Presence of Chlamydia pneumoniae in human symptomatic and asymptomatic carotid atherosclerotic plaque

Background-Chlamydia pneumoniae has been identified in atherosclerotic plaques of patients with cerebrovascular and cardiovascular disease. However, the direct causative effect of C pneumoniae infection in the activation of atherosclerotic plaque to a prothrombotic state remains to be established.
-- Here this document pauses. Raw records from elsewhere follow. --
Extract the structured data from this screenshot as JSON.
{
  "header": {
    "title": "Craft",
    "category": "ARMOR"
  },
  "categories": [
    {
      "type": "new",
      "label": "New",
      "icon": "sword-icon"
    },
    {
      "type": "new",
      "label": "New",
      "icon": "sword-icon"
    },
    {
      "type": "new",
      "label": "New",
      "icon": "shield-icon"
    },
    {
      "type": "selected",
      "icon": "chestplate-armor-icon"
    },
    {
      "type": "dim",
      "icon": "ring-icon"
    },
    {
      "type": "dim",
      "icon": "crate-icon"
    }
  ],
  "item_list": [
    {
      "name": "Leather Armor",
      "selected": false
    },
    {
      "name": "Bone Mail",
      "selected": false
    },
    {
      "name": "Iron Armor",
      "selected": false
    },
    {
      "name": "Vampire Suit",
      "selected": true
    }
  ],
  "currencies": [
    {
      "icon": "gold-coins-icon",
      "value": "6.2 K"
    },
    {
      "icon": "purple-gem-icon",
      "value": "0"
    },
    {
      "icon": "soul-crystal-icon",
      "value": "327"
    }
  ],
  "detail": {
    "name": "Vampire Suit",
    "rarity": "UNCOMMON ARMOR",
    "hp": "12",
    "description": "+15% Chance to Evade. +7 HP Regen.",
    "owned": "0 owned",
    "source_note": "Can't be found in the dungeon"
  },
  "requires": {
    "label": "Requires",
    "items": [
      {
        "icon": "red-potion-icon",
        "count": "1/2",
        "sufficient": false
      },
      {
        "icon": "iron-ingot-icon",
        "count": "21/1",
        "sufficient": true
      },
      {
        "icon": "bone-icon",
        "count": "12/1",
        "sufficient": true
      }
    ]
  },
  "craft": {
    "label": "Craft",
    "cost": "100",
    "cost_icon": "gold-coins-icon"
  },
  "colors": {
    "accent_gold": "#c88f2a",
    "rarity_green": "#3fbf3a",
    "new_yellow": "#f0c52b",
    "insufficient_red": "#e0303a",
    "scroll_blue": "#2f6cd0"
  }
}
The aim of the present study is to examine the correlation between intraplaque presence of chlamydiae and symptomatic carotid disease in humans. Methods-Plaques from 37 symptomatic and 57 asymptomatic consenting patients undergoing carotid endarterectomy were snap-frozen, and the tissue was prepared for polymerase chain reaction analysis for Chlamydia pneumoniae per Institutional Review Board-approved protocol. Blood was drawn from each patient at the time of surgery for serological analysis. Results-The overall rate of plaques positive for C pneumoniae was 14.82%, with 5 of 37 (13.5%) plaques from symptomatic patients and 9 of 57 (15.8%) from asymptomatic patients, which revealed a definitive presence of the organism. No association existed between C pneumoniae presence and symptomatic disease (P=1.0), Also, no association existed between presence of C pneumoniae and severity of stenosis. Finally, seropositivity for antichlamydial IgG, IgA, and IgM anti-chlamydial antibodies did not correlate with identification of C pneumoniae in the plaques. However, high-serum anti-chlamydial IgA levels (greater than or equal to1:128) were associated with occurrence of symptomatic disease (P=0.03; odds ratio, 2.86; 95% CI, 1.12 to 7.28). Conclusions-Presence of C pneumoniae as a single factor does not appear to be sufficient to explain the occurrence of cerebrovascular symptoms. Low sensitivity of seropositivity for IgG, IgA, or IgM associated with PCR-identified C pneumoniae presence in the plaque makes it unlikely to be Valuable as the single determining factor for actively infected plaque. Association of high-level anti-chlamydial IgA with symptomatic disease suggests that chronic or acute chlamydial infection anywhere in the body could play a role in atherosclerotic plaque activation and be used as a marker to target populations in future stroke prevention trials.